GRAZIE a D’Amato esordisce con un film che ormai è considerato un classico a tutti gli effetti del thriller italiano, quel Deliria che vince un prestigioso primo premio ad Avoriaz, lanciando Soavi nell’empireo dei maestri. Tecnicamente dotatissimo, non a caso lavora come seconda unità di Terry Gilliam per Le avventure del Barone Münchhausen, Soavi riesce a cogliere per un attimo gli ultimi bagliori del crepuscolo del cinema di genere nostrano marchiandolo a fondo con titoli come La setta, La chiesa, Dellamorte Dellamore, prima di avviarsi a una proficua carriera televisiva con Ultimo 2 – La sfida che fra altissimi (Uno Bianca) e bassissimi (Il sangue dei vinti) continua con successo anche oggi come dimostra la prima stagione di Rocco Schiavone.
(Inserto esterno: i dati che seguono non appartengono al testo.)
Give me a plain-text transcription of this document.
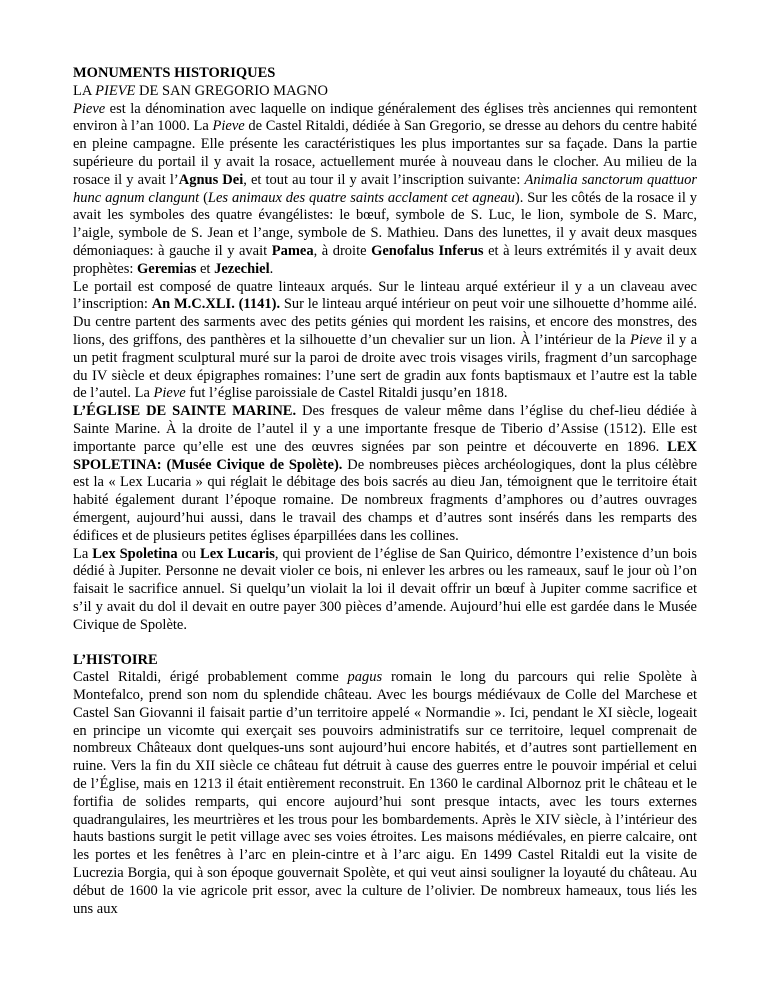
MONUMENTS HISTORIQUES

LA PIEVE DE SAN GREGORIO MAGNO

Pieve est la dénomination avec laquelle on indique généralement des églises très anciennes qui remontent environ à l’an 1000. La Pieve de Castel Ritaldi, dédiée à San Gregorio, se dresse au dehors du centre habité en pleine campagne. Elle présente les caractéristiques les plus importantes sur sa façade. Dans la partie supérieure du portail il y avait la rosace, actuellement murée à nouveau dans le clocher. Au milieu de la rosace il y avait l’Agnus Dei, et tout au tour il y avait l’inscription suivante: Animalia sanctorum quattuor hunc agnum clangunt (Les animaux des quatre saints acclament cet agneau). Sur les côtés de la rosace il y avait les symboles des quatre évangélistes: le bœuf, symbole de S. Luc, le lion, symbole de S. Marc, l’aigle, symbole de S. Jean et l’ange, symbole de S. Mathieu. Dans des lunettes, il y avait deux masques démoniaques: à gauche il y avait Pamea, à droite Genofalus Inferus et à leurs extrémités il y avait deux prophètes: Geremias et Jezechiel.

Le portail est composé de quatre linteaux arqués. Sur le linteau arqué extérieur il y a un claveau avec l’inscription: An M.C.XLI. (1141). Sur le linteau arqué intérieur on peut voir une silhouette d’homme ailé. Du centre partent des sarments avec des petits génies qui mordent les raisins, et encore des monstres, des lions, des griffons, des panthères et la silhouette d’un chevalier sur un lion. À l’intérieur de la Pieve il y a un petit fragment sculptural muré sur la paroi de droite avec trois visages virils, fragment d’un sarcophage du IV siècle et deux épigraphes romaines: l’une sert de gradin aux fonts baptismaux et l’autre est la table de l’autel. La Pieve fut l’église paroissiale de Castel Ritaldi jusqu’en 1818.

L’ÉGLISE DE SAINTE MARINE. Des fresques de valeur même dans l’église du chef-lieu dédiée à Sainte Marine. À la droite de l’autel il y a une importante fresque de Tiberio d’Assise (1512). Elle est importante parce qu’elle est une des œuvres signées par son peintre et découverte en 1896. LEX SPOLETINA: (Musée Civique de Spolète). De nombreuses pièces archéologiques, dont la plus célèbre est la « Lex Lucaria » qui réglait le débitage des bois sacrés au dieu Jan, témoignent que le territoire était habité également durant l’époque romaine. De nombreux fragments d’amphores ou d’autres ouvrages émergent, aujourd’hui aussi, dans le travail des champs et d’autres sont insérés dans les remparts des édifices et de plusieurs petites églises éparpillées dans les collines.

La Lex Spoletina ou Lex Lucaris, qui provient de l’église de San Quirico, démontre l’existence d’un bois dédié à Jupiter. Personne ne devait violer ce bois, ni enlever les arbres ou les rameaux, sauf le jour où l’on faisait le sacrifice annuel. Si quelqu’un violait la loi il devait offrir un bœuf à Jupiter comme sacrifice et s’il y avait du dol il devait en outre payer 300 pièces d’amende. Aujourd’hui elle est gardée dans le Musée Civique de Spolète.

L’HISTOIRE

Castel Ritaldi, érigé probablement comme pagus romain le long du parcours qui relie Spolète à Montefalco, prend son nom du splendide château. Avec les bourgs médiévaux de Colle del Marchese et Castel San Giovanni il faisait partie d’un territoire appelé « Normandie ». Ici, pendant le XI siècle, logeait en principe un vicomte qui exerçait ses pouvoirs administratifs sur ce territoire, lequel comprenait de nombreux Châteaux dont quelques-uns sont aujourd’hui encore habités, et d’autres sont partiellement en ruine. Vers la fin du XII siècle ce château fut détruit à cause des guerres entre le pouvoir impérial et celui de l’Église, mais en 1213 il était entièrement reconstruit. En 1360 le cardinal Albornoz prit le château et le fortifia de solides remparts, qui encore aujourd’hui sont presque intacts, avec les tours externes quadrangulaires, les meurtrières et les trous pour les bombardements. Après le XIV siècle, à l’intérieur des hauts bastions surgit le petit village avec ses voies étroites. Les maisons médiévales, en pierre calcaire, ont les portes et les fenêtres à l’arc en plein-cintre et à l’arc aigu. En 1499 Castel Ritaldi eut la visite de Lucrezia Borgia, qui à son époque gouvernait Spolète, et qui veut ainsi souligner la loyauté du château. Au début de 1600 la vie agricole prit essor, avec la culture de l’olivier. De nombreux hameaux, tous liés les uns aux
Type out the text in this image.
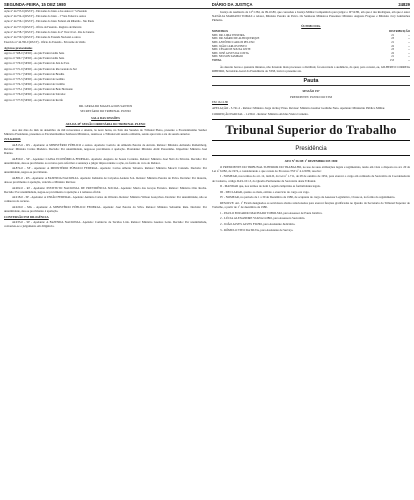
SEGUNDA-FEIRA, 15 DEZ 1980	DIÁRIO DA JUSTIÇA	24829

Ação nº 44.753-6 (RS/CF) - Em nome do Juízo e dos Autos n.º 5-Fazenda

Ação nº 44.754-4 (RS/CF) - Em nome do Juízo - 1ª Vara Federal e outros

Ação nº 44.756-1 (RS/CF) - Em nome do Juízo Federal em Ribeirão - São Paulo

Ação nº 44.757-9 (RS/CF) - Ofício da Fazenda - Registro de Imóveis

Ação nº 44.758-7 (RS/CF) - Em nome do Juízo da 2ª Vara Cível - Rio de Janeiro

Ação nº 44.759-5 (RS/CF) - Em nome da Fazenda Nacional e outros

Exercício nº 44.760-9 (RS/CF) - Ofício da Fazenda - Em nome da União

Agravos protocolados

Agravo nº 368-0 (SP/RJ) - Ao juiz Federal Adão Sena

Agravo nº 369-7 (SP/RJ) - Ao juiz Federal Adão Sena

Agravo nº 370-0 (SP/RJ) - Ao juiz Federal de Juiz de Fora

Agravo nº 371-9 (SP/RJ) - Ao juiz Federal do Rio Grande do Sul

Agravo nº 372-7 (SP/RJ) - Ao juiz Federal de Brasília

Agravo nº 373-5 (SP/RJ) - Ao juiz Federal de Goiânia

Agravo nº 374-3 (SP/RJ) - Ao juiz Federal de Curitiba

Agravo nº 375-1 (SP/RJ) - Ao juiz Federal de Belo Horizonte

Agravo nº 376-0 (SP/RJ) - Ao juiz Federal de Salvador

Agravo nº 377-8 (SP/RJ) - Ao juiz Federal de Recife

DR. GERALDO MAGELA DOS SANTOS

SECRETÁRIO DO TRIBUNAL PLENO

SALA DAS SESSÕES

ATA DA 45ª SESSÃO ORDINÁRIA DO TRIBUNAL PLENO

Aos dez dias do mês de dezembro de mil novecentos e oitenta, às nove horas, na Sala das Sessões do Tribunal Pleno, presente o Excelentíssimo Senhor Ministro Presidente, presentes os Excelentíssimos Senhores Ministros, reuniu-se o Tribunal em sessão ordinária, sendo aprovada a ata da sessão anterior.

JULGADOS

44.815-6 - RS - Apelante: A MINISTÉRIO PÚBLICO e outros. Apelado: Laércio de Almeida Pereira de Arruda. Relator: Ministro Armando Rollemberg. Revisor: Ministro Carlos Madeira. Decisão: Por unanimidade, negou-se provimento à apelação. Presidente: Ministro Aldir Passarinho. Impedido: Ministro José Dantas.

44.859-0 - SP - Apelante: CAIXA ECONÔMICA FEDERAL. Apelado: Augusto de Souza Cordeiro. Relator: Ministro José Néri da Silveira. Decisão: Por unanimidade, deu-se provimento ao recurso para reformar a sentença e julgar improcedente a ação, na forma do voto do Relator.

44.874-0 - SP - Apelante: A MINISTÉRIO PÚBLICO FEDERAL. Apelado: Carlos Alberto Teixeira. Relator: Ministro Moacir Catunda. Decisão: Por unanimidade, negou-se provimento.

44.881-0 - RS - Apelante: A FAZENDA NACIONAL. Apelado: Indústria de Calçados Azaleia S/A. Relator: Ministro Pereira de Paiva. Decisão: Por maioria, deu-se provimento à apelação, vencido o Ministro Revisor.

44.902-0 - RJ - Apelante: INSTITUTO NACIONAL DE PREVIDÊNCIA SOCIAL. Apelado: Maria das Graças Ferreira. Relator: Ministro Otto Rocha. Decisão: Por unanimidade, negou-se provimento à apelação e à remessa oficial.

44.918-0 - SP - Apelante: A UNIÃO FEDERAL. Apelado: Antônio Carlos de Oliveira. Relator: Ministro Wilson Gonçalves. Decisão: Por unanimidade, não se conheceu do recurso.

44.920-0 - MG - Apelante: A MINISTÉRIO PÚBLICO FEDERAL. Apelado: José Pereira da Silva. Relator: Ministro Sebastião Reis. Decisão: Por unanimidade, deu-se provimento à apelação.

CONVERSÃO EM DILIGÊNCIA

44.933-0 - SP - Apelante: A FAZENDA NACIONAL. Apelado: Comércio de Tecidos Ltda. Relator: Ministro Gueiros Leite. Decisão: Por unanimidade, converteu-se o julgamento em diligência.

Justiça da Auditoria da 12ª CJM, de 09.10.80, que concedeu a Justiça Militar Competência para julgar o IP 52/80, em que é réu Rodrigues, em que é autor NATÁLIA MARIANO TOMAZ e relator, Ministro Pereira de Paiva. Os Senhores Ministros Presentes: Ministro Augusto Fragoso e Ministro Jacy Guimarães Pinheiro.

ÚLTIMO DIA.

MINISTROS	DISTRIBUIÇÃO	
MIN. DR. LIMA TEIXEIRA	21	--
MIN. DR. MÁRIO DE ALBUQUERQUE	23	--
MIN. ANTÔNIO CARLOS PELUSO	21	--
MIN. JOÃO CARLOS PINTO	22	--
MIN. CÉSAR DE SOUZA LEITE	23	--
MIN. JOSÉ ALVES DA COSTA	22	--
MIN. NELSON SAMPAIO	21	--
TOTAL	153	--

Às dezoito horas e quarenta minutos, não havendo mais processos a distribuir, foi encerrada a audiência, da qual, para constar, eu, GILBERTO CORREIA RIBEIRO, Secretário-Geral da Presidência do STM, lavrei a presente ata.

Pauta

SESSÃO 197

PRESIDENTE: PLENO DO STM

EM 16.12.80

APELAÇÃO - 5.741-2 - Relator: Ministro Jorge da Roy Pires. Revisor: Ministro Gualter Godinho Neto. Apelante: Ministério Público Militar.

CORREIÇÃO PARCIAL - 1.230-6 - Relator: Ministro Alcides Vieira Carneiro.

Tribunal Superior do Trabalho
Presidência

ATO Nº 56 DE 1º DEZEMBRO DE 1980

O PRESIDENTE DO TRIBUNAL SUPERIOR DO TRABALHO, no uso de suas atribuições legais e regimentais, tendo em vista o disposto no art. 20 da Lei nº 6.082, de 1974, e considerando o que consta do Processo TST nº 4.120/80, resolve:

I - NOMEAR, nos termos do art. 12, item II, da Lei nº 1.711, de 28 de outubro de 1952, para exercer o cargo em comissão de Secretário da Coordenadoria de Cadastro, código DAS-101.3, do Quadro Permanente da Secretaria deste Tribunal.

II - MANDAR que, nos termos do item I, sejam cumpridas as formalidades legais.

III - DECLARAR, quanto ao mais, extinto o exercício do cargo ora vago.

IV - NOMEAR, no período de 1 a 30 de Dezembro de 1980, de ocupante do cargo de Assessor Legislativo, Classe A, na forma do regulamento.

RESOLVE: Art. 1º Ficam designados os servidores abaixo relacionados para exercer funções gratificadas no Quadro da Secretaria do Tribunal Superior do Trabalho, a partir de 1º de dezembro de 1980.

1 - PAULO EDUARDO MACHADO TOBOLSKI, para Assessor de Pauta Jurídica.

2 - LÚCIA ALEXANDRE VIANA LOBO, para Assessora Secretária.

2 - JOÃO ALVES ALVES FILHO, para Assistente Judiciário.

3 - RÔMULO TITO DA SILVA, para Assistente de Serviço.
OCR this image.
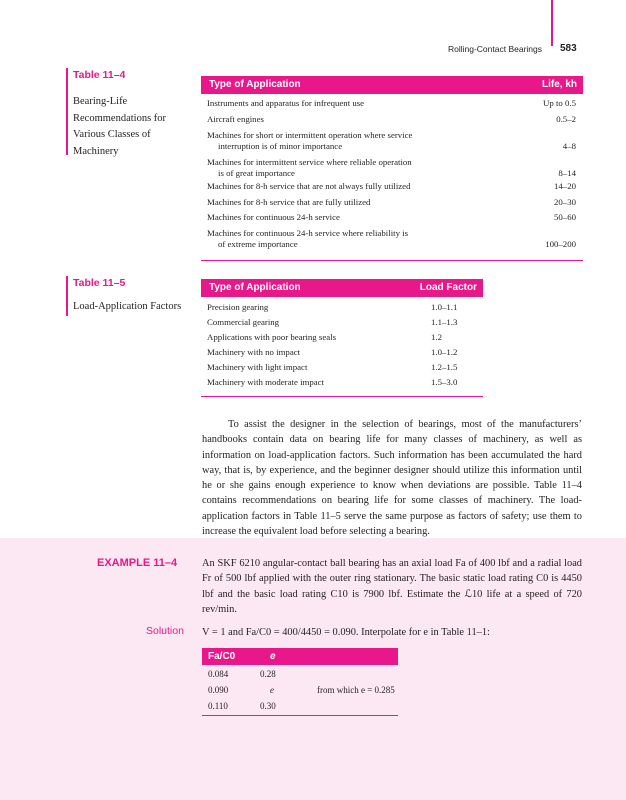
Rolling-Contact Bearings 583
Table 11–4
Bearing-Life Recommendations for Various Classes of Machinery
Type of Application	Life, kh
Instruments and apparatus for infrequent use	Up to 0.5
Aircraft engines	0.5–2
Machines for short or intermittent operation where service
interruption is of minor importance	4–8
Machines for intermittent service where reliable operation
is of great importance	8–14
Machines for 8-h service that are not always fully utilized	14–20
Machines for 8-h service that are fully utilized	20–30
Machines for continuous 24-h service	50–60
Machines for continuous 24-h service where reliability is
of extreme importance	100–200
Table 11–5
Load-Application Factors
Type of Application	Load Factor
Precision gearing	1.0–1.1
Commercial gearing	1.1–1.3
Applications with poor bearing seals	1.2
Machinery with no impact	1.0–1.2
Machinery with light impact	1.2–1.5
Machinery with moderate impact	1.5–3.0
To assist the designer in the selection of bearings, most of the manufacturers’ handbooks contain data on bearing life for many classes of machinery, as well as information on load-application factors. Such information has been accumulated the hard way, that is, by experience, and the beginner designer should utilize this information until he or she gains enough experience to know when deviations are possible. Table 11–4 contains recommendations on bearing life for some classes of machinery. The load-application factors in Table 11–5 serve the same purpose as factors of safety; use them to increase the equivalent load before selecting a bearing.
EXAMPLE 11–4 An SKF 6210 angular-contact ball bearing has an axial load Fa of 400 lbf and a radial load Fr of 500 lbf applied with the outer ring stationary. The basic static load rating C0 is 4450 lbf and the basic load rating C10 is 7900 lbf. Estimate the ℒ10 life at a speed of 720 rev/min.
Solution V = 1 and Fa/C0 = 400/4450 = 0.090. Interpolate for e in Table 11–1:
Fa/C0	e
0.084	0.28
0.090	e	from which e = 0.285
0.110	0.30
Dal grande schermo Soavi mancava dai tempi del magnifico Arrivederci amore ciao e inevitabilmente le attese e la curiosità nei confronti di La Befana vien di notte, scritto da Nicola Guaglianone, erano legittimamente alte.

INTERPRETATO da Paola Cortellesi, il film è una gradevole favola per bambini che tenta di ricontestualizzare in chiave contemporanea il mito della Befana. L’operazione, in sé interessante, non riesce purtroppo mai pienamente a decollare, nonostante alcuni spunti interessanti e riusciti. Soavi dal canto suo è come se fosse indeciso fra il desiderio di dimostrare di non avere perso il suo piglio visionario e arrembante ed essere capace di non lasciarsi prendere la mano dagli spunti fantastici della materia, mentre Guaglianone, a sua volta, tenta di non andare al di là di quel che dalle nostre parti si suppone debba essere un film per bambini. Motivo per cui, senza essere un film sbagliato, La Befana vien di notte resta un po’ come a metà del guado: fra ciò che avrebbe potuto essere e i desideri di una produzione che ha scelto di non osare troppo (e invece sarebbe stato molto interessante vedere Soavi e Guaglianone lavorare insieme a tutto gas…).

LA BEFANA vien di notte avrebbe beneficiato di un tocco alla Zemeckis oppure in stile Gremlins, e il talento per andare in una direzione simile c’era. Così com’è il film rischia purtroppo di scontentare grandi (gli aficionados di Soavi) e piccini che crescono ormai con dosi di ferocia e cattiveria e sarcasmo e ironia inimmaginabili anche solo qualche anno fa. Resta da sperare solo che Soavi e Guaglianone ci riprovino, ma da par loro, giocando a tutto campo.